The collaboration of Lewis Carroll and John Tenniel began after Carroll had completed his own illustrated version of Alice's Adventures in Wonderland in 1863. By July he decided to publish the manuscript, but given his shortcomings as a draftsman—particularly in depicting animals and creatures—he cast about for a professional and skilled illustrator. He admired Tenniel's Aesop and whimsical Punch animal fillers and succeeded in obtaining an introduction to the artist at his studio in January 1864. By 5 April Tenniel had agreed to illustrate Alice.
From the very beginning, their collaboration was tempestuous. Rodney Engen attributes the strained tenor of their working relationship to their similar personalities, being "fastidious, if not obsessed, by their work" (Engen, p. 35). Despite their antagonism, the definitive Alice was published by Macmillian in 1886. It was so well received by the reading public that within months of its publication, Carroll decided upon a sequel with the tentative title of Looking-glass House. Carroll again turned to Tenniel to illustrate the book, but Tenniel rejected the proposal. Carroll was forced to appeal to other artists but found no one amenable to the project let alone auitable. Tenniel finally relented and it would take three years before the illustrations were completed.
For all the illustrations, Tenniel would prepare preliminary sketches in pencil, then in pen and ink with Chinese white to imitate engraved lines. With tracing paper, he transferred the pencil outline of each drawing onto the woodblock and worked the shading on the block with a hard 6H pencil. the Dalziel brothers would engrave the blocks and return proofs of his drawings for correction.

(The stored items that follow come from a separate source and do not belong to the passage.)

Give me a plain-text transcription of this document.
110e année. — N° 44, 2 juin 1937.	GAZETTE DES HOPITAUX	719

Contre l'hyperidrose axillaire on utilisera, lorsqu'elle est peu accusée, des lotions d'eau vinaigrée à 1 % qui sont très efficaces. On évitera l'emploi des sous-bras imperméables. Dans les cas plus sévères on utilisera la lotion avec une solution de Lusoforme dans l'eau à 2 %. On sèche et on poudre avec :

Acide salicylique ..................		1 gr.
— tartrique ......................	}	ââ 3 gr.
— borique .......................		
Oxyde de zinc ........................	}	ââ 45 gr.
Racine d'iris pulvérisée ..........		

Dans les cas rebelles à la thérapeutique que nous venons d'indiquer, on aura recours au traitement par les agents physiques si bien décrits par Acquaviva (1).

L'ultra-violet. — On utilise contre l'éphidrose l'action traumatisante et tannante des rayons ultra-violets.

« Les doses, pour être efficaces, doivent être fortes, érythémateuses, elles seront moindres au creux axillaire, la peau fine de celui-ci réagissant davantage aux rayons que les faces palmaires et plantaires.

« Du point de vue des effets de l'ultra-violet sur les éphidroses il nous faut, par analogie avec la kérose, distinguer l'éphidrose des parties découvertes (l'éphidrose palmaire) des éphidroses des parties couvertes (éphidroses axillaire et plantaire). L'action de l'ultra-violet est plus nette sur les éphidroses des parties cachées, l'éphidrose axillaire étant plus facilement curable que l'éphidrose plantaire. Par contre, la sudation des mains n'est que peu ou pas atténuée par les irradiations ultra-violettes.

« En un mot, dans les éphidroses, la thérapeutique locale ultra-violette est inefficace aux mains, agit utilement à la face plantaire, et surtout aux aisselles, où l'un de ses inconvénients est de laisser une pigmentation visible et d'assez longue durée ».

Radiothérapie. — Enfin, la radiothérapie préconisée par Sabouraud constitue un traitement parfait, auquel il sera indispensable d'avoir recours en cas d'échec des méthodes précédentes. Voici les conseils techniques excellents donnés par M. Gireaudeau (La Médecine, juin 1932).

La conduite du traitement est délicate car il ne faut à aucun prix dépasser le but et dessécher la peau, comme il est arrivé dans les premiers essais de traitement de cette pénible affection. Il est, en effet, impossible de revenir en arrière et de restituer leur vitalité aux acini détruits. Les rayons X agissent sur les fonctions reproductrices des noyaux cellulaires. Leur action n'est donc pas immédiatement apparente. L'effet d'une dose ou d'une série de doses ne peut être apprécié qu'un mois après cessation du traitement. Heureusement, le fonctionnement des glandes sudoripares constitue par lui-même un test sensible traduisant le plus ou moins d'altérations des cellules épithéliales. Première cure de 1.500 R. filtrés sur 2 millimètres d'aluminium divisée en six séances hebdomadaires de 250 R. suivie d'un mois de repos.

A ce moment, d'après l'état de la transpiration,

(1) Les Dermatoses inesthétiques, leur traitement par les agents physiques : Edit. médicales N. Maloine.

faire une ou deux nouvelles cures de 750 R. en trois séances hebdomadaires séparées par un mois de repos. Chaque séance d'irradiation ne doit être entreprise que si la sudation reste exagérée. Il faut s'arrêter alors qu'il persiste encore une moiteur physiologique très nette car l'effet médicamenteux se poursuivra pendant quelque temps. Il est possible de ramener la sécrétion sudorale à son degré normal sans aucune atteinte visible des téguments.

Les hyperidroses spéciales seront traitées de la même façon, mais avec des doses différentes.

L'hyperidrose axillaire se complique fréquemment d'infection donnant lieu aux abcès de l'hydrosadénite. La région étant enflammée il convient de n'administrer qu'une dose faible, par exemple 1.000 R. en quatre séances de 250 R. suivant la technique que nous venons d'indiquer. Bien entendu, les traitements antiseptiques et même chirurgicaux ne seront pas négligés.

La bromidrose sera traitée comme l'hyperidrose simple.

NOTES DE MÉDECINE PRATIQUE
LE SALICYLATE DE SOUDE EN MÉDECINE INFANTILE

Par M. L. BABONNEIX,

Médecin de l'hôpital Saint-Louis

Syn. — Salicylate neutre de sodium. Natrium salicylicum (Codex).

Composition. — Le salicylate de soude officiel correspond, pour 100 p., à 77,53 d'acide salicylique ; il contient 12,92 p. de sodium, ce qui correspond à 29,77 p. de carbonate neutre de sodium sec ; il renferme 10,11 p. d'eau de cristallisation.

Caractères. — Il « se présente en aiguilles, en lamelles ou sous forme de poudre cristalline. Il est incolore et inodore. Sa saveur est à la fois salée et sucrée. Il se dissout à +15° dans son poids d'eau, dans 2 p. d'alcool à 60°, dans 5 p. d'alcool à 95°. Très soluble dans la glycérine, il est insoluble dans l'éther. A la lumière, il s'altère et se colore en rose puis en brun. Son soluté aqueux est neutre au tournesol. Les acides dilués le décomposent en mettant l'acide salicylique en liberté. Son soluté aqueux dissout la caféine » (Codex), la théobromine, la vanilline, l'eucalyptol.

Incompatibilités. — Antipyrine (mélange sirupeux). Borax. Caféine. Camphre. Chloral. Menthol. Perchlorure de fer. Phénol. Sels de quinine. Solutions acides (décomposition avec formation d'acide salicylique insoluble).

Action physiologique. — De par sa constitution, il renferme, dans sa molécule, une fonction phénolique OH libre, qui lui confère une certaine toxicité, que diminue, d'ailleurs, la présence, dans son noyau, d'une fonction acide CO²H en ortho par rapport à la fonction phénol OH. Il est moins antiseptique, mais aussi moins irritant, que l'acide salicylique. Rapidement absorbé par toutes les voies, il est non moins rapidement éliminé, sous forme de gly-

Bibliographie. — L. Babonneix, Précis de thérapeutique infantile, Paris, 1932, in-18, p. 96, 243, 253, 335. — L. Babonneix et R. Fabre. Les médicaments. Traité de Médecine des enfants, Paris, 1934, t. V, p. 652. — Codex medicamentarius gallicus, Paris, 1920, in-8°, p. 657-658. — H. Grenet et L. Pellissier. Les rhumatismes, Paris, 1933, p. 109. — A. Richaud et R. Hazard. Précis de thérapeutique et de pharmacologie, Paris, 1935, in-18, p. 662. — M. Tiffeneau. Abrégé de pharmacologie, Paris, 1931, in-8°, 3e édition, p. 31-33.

Producing the drawings and wood-engravings was so drawn out and tedious that Tenniel became wholly disenchanted with the process and forswore illustrating books again. "'I am completely weary of drawing on wood, perfectly sick of wood engraving,' he wrote to the Once a Week publisher" (Engen, p. 38). Years later, he reflected, "It is a curious fact that with Through the Looking-glass the faculty of making drawings for book illustrations parted from me, and notwithstanding all sorts of temptiing inducements, I have done nothing in that direction since" (quoted in Engen, p. 38).
A key illustration for the first edition of Through the Looking Glass, with a presentation inscription.